High N2O consumption potential of weakly disturbed fen mires with dissimilar denitrifier community structure

Peat soils can be strong sources of atmospheric nitrous oxide (N2O), but at the same time act as sinks for the greenhouse gas N2O. However, the role of N2O reduction to dinitrogen (N-2) here is still not fully understood. In particular, this applies to pristine or weakly disturbed fen mires. These types of peatland ecosystems are characterised by anoxic soil conditions and special N dynamics restricted to ammonium (NR4+) turnover and very low nitrate (NO3-) availability. N2O and N-2 fluxes from intact soil cores from three weakly disturbed fen mire types and two soil habitats (tussocks and hollows) were investigated using the helium (He) incubation approach.
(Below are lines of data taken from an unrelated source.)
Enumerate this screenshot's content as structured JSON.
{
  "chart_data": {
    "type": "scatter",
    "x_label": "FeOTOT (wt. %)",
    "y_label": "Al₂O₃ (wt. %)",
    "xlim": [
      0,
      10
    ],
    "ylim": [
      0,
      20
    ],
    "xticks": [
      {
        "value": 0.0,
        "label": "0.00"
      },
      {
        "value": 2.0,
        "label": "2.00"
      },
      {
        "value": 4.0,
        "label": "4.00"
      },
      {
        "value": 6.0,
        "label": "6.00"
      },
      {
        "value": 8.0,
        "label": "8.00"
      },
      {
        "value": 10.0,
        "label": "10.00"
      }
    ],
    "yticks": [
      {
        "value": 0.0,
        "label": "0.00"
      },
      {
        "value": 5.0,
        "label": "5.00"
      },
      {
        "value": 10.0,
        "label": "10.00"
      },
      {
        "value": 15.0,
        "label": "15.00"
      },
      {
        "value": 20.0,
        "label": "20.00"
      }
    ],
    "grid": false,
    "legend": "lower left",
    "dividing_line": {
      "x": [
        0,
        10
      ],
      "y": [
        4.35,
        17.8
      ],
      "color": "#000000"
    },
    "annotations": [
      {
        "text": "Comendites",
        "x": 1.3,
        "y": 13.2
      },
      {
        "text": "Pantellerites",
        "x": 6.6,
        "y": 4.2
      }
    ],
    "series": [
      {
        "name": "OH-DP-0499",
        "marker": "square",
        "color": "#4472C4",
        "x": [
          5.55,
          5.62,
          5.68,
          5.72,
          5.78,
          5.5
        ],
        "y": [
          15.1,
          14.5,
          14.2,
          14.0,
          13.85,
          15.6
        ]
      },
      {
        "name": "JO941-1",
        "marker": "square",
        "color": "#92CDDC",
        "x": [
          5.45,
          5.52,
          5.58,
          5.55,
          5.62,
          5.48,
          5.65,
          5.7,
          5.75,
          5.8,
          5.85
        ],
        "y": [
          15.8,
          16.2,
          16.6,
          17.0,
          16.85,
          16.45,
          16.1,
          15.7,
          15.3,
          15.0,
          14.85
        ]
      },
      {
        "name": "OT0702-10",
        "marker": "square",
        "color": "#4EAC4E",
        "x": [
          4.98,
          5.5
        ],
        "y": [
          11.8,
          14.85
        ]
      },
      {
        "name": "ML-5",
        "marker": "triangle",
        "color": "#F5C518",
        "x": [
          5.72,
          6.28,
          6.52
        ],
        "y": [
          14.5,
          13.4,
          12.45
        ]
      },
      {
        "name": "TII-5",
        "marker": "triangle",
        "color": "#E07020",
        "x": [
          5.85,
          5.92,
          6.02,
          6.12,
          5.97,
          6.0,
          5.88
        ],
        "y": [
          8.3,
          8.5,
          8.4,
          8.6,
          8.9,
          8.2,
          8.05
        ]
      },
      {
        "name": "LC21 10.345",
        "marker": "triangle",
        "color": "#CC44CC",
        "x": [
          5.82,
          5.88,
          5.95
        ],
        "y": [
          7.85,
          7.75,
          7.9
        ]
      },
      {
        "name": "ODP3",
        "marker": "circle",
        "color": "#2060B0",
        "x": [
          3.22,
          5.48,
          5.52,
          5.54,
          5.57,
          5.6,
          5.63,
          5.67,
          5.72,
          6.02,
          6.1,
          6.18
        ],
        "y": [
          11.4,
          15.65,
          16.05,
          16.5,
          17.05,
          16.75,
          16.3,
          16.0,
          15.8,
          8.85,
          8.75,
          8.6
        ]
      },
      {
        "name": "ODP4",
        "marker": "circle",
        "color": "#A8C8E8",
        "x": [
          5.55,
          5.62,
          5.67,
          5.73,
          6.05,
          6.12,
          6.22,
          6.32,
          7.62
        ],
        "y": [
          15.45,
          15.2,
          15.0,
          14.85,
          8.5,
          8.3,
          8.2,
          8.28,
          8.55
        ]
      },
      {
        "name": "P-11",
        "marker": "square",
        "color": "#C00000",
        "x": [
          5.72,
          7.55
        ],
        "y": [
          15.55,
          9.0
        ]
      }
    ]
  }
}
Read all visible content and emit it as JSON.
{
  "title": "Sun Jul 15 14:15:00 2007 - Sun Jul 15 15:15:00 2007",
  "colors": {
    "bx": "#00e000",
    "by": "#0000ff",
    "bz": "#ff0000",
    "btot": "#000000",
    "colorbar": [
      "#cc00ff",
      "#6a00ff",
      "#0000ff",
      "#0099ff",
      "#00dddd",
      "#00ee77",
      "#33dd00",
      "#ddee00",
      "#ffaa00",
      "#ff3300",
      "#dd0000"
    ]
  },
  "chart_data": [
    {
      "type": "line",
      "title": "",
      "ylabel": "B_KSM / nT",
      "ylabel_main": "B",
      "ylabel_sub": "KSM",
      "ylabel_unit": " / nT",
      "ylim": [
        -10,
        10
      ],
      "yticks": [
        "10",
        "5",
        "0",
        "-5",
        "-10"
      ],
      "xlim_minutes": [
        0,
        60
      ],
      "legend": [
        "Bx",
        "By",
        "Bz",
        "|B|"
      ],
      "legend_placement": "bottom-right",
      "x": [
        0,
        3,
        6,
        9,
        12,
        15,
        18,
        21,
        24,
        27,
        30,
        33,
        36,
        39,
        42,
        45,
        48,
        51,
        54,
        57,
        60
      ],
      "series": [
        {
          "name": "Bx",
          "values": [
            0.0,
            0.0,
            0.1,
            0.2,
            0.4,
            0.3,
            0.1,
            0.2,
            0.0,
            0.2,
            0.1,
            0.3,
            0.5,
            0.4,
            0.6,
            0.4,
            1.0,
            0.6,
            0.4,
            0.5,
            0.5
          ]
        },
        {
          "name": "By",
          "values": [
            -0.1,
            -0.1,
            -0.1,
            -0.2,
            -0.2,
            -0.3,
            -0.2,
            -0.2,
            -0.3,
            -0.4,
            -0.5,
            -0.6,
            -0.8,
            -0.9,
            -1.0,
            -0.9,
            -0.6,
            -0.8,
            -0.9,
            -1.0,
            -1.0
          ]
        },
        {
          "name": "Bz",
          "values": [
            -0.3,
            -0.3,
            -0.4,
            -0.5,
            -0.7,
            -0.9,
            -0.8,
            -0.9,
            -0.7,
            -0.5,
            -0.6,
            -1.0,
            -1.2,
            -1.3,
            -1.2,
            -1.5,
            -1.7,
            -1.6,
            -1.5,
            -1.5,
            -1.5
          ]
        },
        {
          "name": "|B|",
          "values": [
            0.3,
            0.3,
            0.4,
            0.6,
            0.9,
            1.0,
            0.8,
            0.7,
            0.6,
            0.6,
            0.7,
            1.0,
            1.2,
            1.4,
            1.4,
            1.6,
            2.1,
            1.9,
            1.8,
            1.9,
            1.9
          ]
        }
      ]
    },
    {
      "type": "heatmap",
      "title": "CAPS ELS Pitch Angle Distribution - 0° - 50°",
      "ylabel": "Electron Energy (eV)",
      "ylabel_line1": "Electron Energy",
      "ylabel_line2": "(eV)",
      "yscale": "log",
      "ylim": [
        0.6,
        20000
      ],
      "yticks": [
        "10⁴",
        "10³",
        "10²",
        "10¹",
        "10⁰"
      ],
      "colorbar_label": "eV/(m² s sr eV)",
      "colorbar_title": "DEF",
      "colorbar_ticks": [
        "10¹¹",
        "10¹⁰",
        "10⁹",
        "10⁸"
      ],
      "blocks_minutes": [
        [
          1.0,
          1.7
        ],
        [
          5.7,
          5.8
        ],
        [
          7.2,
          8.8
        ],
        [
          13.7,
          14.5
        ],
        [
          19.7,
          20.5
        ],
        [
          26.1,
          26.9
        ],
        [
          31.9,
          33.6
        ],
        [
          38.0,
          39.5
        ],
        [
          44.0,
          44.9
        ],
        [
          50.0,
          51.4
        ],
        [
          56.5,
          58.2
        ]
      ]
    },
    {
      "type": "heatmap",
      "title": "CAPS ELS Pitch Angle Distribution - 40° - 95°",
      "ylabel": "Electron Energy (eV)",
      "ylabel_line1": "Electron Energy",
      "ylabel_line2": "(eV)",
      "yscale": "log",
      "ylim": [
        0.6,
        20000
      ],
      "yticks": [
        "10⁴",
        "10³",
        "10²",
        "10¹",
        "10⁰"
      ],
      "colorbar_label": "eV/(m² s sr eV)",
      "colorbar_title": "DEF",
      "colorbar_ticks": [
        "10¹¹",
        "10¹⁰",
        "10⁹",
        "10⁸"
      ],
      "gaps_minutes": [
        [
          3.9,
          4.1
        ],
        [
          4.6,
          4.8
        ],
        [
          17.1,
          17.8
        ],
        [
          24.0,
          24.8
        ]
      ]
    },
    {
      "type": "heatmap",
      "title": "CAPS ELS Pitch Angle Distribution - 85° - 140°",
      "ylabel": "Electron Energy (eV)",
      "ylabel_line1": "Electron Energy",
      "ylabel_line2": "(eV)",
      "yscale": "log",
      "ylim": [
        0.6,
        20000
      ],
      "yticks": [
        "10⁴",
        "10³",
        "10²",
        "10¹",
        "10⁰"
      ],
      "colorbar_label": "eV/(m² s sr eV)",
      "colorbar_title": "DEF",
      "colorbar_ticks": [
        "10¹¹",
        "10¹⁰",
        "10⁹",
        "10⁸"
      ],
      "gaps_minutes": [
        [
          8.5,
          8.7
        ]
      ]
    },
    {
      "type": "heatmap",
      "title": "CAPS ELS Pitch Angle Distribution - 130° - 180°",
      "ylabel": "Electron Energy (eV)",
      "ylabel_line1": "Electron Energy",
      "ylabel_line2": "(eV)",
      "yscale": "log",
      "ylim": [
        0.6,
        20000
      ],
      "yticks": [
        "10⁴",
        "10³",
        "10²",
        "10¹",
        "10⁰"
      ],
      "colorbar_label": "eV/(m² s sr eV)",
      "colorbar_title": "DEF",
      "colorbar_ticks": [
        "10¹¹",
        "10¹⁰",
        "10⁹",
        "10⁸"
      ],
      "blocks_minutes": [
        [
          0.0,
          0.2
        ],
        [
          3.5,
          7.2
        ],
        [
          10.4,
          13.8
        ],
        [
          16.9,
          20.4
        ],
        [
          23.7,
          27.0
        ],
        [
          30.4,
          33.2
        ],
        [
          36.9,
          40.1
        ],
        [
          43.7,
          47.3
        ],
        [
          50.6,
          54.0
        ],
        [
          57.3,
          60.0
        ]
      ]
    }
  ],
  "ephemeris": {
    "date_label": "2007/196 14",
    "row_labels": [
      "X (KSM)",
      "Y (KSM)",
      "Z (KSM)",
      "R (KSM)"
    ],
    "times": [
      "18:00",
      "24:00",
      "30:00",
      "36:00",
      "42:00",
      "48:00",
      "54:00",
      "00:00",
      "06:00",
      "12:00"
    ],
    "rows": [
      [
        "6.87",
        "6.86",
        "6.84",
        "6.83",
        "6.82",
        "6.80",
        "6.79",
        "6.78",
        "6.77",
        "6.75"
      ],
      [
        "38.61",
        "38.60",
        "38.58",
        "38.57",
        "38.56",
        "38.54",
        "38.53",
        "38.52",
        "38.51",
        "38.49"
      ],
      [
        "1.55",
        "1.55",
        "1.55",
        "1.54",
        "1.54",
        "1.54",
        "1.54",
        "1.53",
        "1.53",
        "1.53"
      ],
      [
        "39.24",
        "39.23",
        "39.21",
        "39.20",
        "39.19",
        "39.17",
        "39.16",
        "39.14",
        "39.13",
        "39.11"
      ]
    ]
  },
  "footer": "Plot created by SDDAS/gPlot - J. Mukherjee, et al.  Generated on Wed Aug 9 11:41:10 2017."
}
Ambient air in headspaces were first substituted with a He-O-2 trace gas mixture to quantify N2O and N-2 exchanges under prevailing soil oxygen (O-2) conditions, and then with an anoxic He trace gas mixture (99.9% He) for establishing the maximum possible denitrification rate. Changing from the He-O-2 mixture to a pure He trace gas mixture led to strong increase of N-2 fluxes (up to 2916 mu g N m(-2) h(-1)) and negative N2O fluxes of up to -72 mu g N m(-2) h(-1). Whilst small differences in N gas fluxes were found between all types of fen mires, an analysis of the denitrifier abundance based on nirK, nirS and nosZ genes indicated respectively more pronounced variation. The structure of denitrifier communities exhibited a strong plot specificity driven by water-filled pore space, soil organic matter and soil pH. This short-term He incubation experiment revealed that weakly disturbed fen mires act as considerable N2O sinks under anoxic conditions and improved our knowledge of the original N dynamics in this peatland ecosystem.